In realtà, è accaduto l’opposto. Chávez ha sempre mantenuto un’ambiguità che gli ha permesso di presentarsi come un leader democratico. Ha riformato la Costituzione nel 2009 per perpetuare il suo potere, ma quando ha governato le elezioni erano relativamente pulite, così come lo sono state nel 2015 sotto Maduro. Sono state quelle che hanno permesso una vittoria dell’opposizione nell’attuale Assemblea nazionale, che rimane ancora legittima. Dopo quello che è successo nelle votazioni per l’Assemblea Costituente, la tradizione di un regime autoritario basato su elezioni relativamente libere si è interrotta. Per eleggere i membri della Costituente sono stati espressamente emarginati i partiti democratici e si è fatto ricorso a veri e propri brogli. La stessa azienda incaricata del riconteggio dei voti, Smartmatic, ha abbassato di un milione il numero di votanti che secondo il regime ha partecipato alle elezioni. Il che porta gli elettori effettivi a 7 milioni, una cifra più bassa di quella registrata durante la consultazione organizzata nei giorni precedenti dall’opposizione. Secondo Reuters, la vera cifra sarebbe inferiore ai 4 milioni di voti, tenendo conto di coloro che sono andati alle urne sotto pressioni e minacce. Qualunque sia il vero risultato, sembra che il regime goda ancora di un sorprendente supporto. Evidentemente la rete del clientelismo politico continua a funzionare bene.

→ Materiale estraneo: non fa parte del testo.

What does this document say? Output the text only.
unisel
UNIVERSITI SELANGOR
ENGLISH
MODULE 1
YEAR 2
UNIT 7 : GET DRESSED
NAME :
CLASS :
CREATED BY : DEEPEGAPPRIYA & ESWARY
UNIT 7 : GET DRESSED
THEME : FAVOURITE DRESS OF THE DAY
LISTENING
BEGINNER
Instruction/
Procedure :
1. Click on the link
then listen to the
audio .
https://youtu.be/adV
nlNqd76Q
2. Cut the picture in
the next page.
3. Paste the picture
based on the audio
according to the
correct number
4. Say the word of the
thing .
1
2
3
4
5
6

Tutto ciò rende ancora più necessaria una chiara strategia della comunità internazionale e dell’opposizione. Il Mercosur ha già attuato la Carta democratica che implica l’espulsione. Dall’Organizzazione degli stati americani non ci si può aspettare nulla perché è sotto scacco di stati bolivariani e caraibici. Le sanzioni hanno senso quando non seguono il modello applicato con Cuba: l’embargo è stato solo una punizione per la popolazione. La via da seguire è quella che la Spagna ha suggerito all’Ue: le sanzioni devono essere personali, finalizzate, soprattutto, a perseguire i criminali chavisti che sfruttano il traffico di droga e depositano le loro fortune in tutto il mondo. È fondamentale colpirli nel portafoglio e limitare i loro movimenti. All’interno, l’opposizione deve evitare la grande trappola che Maduro le ha teso con le elezioni regionali che si terranno a dicembre. Il regime vuole arrivare alla divisione che ha ottenuto nel 2005, quando la decisione di correre o meno alle elezioni legislative ha causato una scissione tra i democratici durata per anni.
La grande differenza con la Cuba del ’59 è una società civile che negli ultimi mesi e negli ultimi anni, nonostante l’assedio del tiranno si facesse più stretto, è stata in grado di organizzare mense e iniziative solidali, mantenendo una protesta generalmente pacifica. Questa è la grande novità in un Venezuela dove per decenni le differenze sociali sono state all’ordine del giorno. Questa è la grande novità e la grande speranza, anche se la dittatura dovesse sorgere ufficialmente. A volte il cambiamento propiziato dai senza potere tarda ad arrivare.